Zhang Chengzhi recently published “In the ruins of an outbreak: Travel in Al-Andalus, the Islamic Spain which enjoyed a brilliant civilization from the 8th to the 15th century. This book, which is not translated, is presented in details by Bruce Humes (1).
Zhang, after six trips to Andalusia, Morocco, Portugal, delivers a very personal book illustrated with photos and drawings, stories of his travels but also study of the relationship between Moors and China, the Uighurs and the harbour of Quanzhou in Fujian, irrigation techniques for growing figs …
Zhang Chengzhi is quite an amazing character: he was born in 1948 in Beijing from Hui parents (Chinese Muslim), from Shandong. Atheist and activist in Beijing University, he was the first at the beginning of the Cultural Revolution to use the term “Red Guards”.
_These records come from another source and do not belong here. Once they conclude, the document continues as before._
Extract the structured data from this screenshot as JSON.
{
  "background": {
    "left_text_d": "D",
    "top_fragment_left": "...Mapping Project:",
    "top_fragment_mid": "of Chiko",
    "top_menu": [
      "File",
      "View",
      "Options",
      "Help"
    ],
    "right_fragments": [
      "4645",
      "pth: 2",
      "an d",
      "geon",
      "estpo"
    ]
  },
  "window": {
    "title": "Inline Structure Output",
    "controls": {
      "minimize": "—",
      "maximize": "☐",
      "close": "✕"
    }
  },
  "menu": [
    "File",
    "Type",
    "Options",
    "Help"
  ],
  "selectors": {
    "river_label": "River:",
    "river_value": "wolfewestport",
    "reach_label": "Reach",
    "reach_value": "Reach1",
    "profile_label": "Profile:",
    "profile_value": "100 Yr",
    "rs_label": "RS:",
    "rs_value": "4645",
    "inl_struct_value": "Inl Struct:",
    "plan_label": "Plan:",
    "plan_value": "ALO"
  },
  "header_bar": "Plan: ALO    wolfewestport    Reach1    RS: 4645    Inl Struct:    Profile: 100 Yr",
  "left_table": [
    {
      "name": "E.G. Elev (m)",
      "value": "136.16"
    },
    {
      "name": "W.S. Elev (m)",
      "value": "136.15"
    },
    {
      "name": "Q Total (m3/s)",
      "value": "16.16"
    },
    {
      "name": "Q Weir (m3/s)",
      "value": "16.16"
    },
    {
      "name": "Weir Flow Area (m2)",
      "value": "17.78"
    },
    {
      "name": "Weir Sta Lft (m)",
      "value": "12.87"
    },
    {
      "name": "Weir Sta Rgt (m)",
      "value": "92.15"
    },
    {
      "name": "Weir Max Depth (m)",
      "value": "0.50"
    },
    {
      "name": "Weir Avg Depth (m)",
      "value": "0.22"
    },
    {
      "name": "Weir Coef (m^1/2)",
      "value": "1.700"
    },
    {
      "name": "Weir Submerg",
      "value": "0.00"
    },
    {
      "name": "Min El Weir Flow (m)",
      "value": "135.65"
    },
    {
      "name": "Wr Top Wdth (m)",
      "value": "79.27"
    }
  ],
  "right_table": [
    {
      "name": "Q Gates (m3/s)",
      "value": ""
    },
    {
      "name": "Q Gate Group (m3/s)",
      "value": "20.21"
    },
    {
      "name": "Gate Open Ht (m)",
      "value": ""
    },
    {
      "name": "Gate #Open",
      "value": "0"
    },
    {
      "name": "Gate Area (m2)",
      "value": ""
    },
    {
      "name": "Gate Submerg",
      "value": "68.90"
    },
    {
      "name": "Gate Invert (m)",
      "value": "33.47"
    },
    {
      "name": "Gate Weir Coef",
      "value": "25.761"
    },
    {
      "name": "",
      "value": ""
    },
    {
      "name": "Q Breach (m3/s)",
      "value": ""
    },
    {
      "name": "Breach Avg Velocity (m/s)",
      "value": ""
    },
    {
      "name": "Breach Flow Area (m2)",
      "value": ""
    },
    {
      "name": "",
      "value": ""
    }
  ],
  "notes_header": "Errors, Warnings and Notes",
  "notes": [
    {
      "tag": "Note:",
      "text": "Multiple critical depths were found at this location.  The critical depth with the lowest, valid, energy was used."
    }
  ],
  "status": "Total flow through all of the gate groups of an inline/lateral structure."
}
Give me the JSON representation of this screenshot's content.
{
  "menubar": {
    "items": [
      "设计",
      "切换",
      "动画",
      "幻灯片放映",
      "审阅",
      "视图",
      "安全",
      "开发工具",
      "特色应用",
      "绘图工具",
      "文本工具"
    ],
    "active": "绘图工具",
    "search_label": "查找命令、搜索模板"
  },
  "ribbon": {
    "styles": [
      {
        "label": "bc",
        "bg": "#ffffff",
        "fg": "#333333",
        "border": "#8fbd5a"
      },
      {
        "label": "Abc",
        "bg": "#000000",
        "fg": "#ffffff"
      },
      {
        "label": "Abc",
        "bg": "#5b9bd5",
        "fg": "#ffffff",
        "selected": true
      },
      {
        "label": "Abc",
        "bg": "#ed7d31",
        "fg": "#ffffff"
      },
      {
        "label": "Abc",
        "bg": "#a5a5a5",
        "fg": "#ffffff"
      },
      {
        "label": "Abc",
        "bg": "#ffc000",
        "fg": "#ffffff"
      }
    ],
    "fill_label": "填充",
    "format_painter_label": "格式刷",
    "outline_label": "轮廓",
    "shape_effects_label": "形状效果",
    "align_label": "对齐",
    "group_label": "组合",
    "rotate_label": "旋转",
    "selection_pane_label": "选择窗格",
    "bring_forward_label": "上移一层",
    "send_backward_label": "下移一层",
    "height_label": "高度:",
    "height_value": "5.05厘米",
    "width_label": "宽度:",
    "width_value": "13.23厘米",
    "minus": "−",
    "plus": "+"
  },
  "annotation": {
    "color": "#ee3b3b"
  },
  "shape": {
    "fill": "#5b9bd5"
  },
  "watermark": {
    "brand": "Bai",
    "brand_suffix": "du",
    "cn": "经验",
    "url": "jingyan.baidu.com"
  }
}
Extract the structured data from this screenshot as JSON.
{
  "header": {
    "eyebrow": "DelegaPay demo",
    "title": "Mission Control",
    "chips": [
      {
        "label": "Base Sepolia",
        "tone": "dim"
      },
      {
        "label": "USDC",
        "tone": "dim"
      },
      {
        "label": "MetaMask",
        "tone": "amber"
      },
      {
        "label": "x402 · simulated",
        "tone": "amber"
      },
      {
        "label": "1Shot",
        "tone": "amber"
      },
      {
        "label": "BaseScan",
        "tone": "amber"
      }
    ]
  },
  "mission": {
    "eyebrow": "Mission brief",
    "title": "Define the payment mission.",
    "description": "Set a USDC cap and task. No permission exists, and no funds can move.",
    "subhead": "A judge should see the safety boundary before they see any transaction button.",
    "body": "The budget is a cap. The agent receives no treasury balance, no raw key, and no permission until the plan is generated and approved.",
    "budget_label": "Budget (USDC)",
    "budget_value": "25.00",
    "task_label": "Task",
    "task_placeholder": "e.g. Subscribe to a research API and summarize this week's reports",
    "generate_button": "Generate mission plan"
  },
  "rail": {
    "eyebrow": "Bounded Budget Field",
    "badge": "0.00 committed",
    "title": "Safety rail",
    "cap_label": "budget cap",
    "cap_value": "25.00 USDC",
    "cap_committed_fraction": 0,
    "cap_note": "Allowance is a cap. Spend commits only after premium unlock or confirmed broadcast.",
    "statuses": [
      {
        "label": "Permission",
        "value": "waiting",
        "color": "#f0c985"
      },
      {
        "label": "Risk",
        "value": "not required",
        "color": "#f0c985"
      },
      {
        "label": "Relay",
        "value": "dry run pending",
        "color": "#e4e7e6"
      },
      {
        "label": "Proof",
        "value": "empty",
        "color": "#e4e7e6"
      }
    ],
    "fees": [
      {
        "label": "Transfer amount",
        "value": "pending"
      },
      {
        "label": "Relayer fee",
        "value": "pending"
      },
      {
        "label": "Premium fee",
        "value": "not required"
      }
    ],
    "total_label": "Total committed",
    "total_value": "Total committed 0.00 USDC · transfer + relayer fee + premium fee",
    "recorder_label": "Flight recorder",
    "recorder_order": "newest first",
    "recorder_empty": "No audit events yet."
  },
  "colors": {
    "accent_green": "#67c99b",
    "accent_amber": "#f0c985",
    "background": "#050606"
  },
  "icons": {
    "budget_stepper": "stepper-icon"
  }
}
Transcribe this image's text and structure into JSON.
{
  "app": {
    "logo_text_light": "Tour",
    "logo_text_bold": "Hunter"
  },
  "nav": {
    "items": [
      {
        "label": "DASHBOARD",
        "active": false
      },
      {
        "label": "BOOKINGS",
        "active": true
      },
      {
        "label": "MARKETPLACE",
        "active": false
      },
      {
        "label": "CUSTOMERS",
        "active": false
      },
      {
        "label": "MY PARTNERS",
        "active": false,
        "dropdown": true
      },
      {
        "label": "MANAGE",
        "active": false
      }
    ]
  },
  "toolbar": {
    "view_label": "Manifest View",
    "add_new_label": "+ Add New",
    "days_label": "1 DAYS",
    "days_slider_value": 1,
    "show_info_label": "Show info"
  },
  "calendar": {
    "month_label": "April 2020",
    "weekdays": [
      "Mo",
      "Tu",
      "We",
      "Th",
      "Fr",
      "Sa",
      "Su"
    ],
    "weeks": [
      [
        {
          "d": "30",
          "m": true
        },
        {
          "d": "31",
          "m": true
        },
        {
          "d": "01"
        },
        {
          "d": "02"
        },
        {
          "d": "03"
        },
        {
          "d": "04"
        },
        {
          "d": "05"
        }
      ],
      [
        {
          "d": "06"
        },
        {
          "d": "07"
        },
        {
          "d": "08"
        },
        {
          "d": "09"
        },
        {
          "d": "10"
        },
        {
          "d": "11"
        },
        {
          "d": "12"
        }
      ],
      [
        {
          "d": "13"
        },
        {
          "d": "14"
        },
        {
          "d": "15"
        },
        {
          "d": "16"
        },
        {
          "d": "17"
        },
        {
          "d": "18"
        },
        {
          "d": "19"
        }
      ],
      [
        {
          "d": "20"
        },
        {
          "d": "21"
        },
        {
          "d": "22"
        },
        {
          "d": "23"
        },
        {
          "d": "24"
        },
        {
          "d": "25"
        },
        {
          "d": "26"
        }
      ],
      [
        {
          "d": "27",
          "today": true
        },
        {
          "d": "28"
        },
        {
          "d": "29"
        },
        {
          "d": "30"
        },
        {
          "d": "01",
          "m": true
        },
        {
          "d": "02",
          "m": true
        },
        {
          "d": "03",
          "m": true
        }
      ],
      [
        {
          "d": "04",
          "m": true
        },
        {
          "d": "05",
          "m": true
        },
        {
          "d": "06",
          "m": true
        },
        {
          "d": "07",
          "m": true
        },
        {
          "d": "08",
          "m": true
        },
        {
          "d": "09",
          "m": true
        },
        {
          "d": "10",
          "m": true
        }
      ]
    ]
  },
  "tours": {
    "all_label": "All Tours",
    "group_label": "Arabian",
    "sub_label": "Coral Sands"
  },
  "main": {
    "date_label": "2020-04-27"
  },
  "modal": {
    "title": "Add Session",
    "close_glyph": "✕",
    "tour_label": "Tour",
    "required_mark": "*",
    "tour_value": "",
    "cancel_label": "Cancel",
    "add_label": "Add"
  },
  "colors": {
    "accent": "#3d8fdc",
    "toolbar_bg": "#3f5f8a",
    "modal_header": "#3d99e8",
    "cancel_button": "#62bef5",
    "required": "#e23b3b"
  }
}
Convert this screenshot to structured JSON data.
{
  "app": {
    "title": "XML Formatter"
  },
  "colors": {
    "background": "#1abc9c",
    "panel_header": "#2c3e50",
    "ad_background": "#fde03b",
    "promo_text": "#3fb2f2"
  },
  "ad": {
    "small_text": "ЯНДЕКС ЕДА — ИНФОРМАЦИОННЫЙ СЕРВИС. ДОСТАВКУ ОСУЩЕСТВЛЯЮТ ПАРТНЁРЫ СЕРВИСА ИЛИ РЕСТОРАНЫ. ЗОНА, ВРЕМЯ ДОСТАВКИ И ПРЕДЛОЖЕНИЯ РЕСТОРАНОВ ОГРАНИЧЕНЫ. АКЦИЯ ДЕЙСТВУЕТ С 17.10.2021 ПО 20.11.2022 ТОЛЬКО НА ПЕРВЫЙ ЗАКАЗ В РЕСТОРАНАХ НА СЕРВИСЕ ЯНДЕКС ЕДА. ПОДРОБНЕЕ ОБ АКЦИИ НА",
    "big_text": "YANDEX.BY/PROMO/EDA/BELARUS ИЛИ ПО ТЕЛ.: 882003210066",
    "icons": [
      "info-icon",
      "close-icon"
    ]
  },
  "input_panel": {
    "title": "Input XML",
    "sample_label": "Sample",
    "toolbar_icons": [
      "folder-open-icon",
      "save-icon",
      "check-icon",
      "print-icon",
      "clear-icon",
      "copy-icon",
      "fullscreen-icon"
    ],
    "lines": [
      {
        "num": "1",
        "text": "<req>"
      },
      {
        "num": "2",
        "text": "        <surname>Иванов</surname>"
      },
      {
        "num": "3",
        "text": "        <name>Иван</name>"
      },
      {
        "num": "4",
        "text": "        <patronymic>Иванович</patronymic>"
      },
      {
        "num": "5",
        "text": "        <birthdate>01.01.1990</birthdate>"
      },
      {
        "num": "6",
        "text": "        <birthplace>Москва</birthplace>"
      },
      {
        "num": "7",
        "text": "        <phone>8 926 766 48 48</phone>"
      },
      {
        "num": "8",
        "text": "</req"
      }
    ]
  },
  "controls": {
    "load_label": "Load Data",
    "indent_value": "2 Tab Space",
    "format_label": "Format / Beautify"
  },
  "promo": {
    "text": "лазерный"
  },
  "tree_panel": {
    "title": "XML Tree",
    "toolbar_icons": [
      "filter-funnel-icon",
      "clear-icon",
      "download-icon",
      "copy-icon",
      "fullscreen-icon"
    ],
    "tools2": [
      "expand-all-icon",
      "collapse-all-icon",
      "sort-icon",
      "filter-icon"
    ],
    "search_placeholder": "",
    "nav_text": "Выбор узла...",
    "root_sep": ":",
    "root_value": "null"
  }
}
Then he spent four years in Inner Mongolia where he learned Mongolian. He then returned to Beijing University in the Department of Archaeology. He began publishing in 1978 and studied history and anthropology of Chinese minorities before heading to Japan to conduct research and study Japanese.
Several titles are translated into French, including “My Beautiful Black Horse” (P. Picquier 2002) and ” Northern Rivers “(Panda 1992): romantic wide country space, lyrical descriptions and glorification of nature cannot hide the lack of epic developments.
In 1984, he moved to northern China and spent six years with the Muslims of the southern part of the Ningxia province. He converted to Islam and wrote a famous book “History of the inner Muslim soul in China, banned as from its release and explores the tragic history of the Muslim uprisings in the 1860s, and the influence of Sufism. A very dramatic change for a former Red Guard!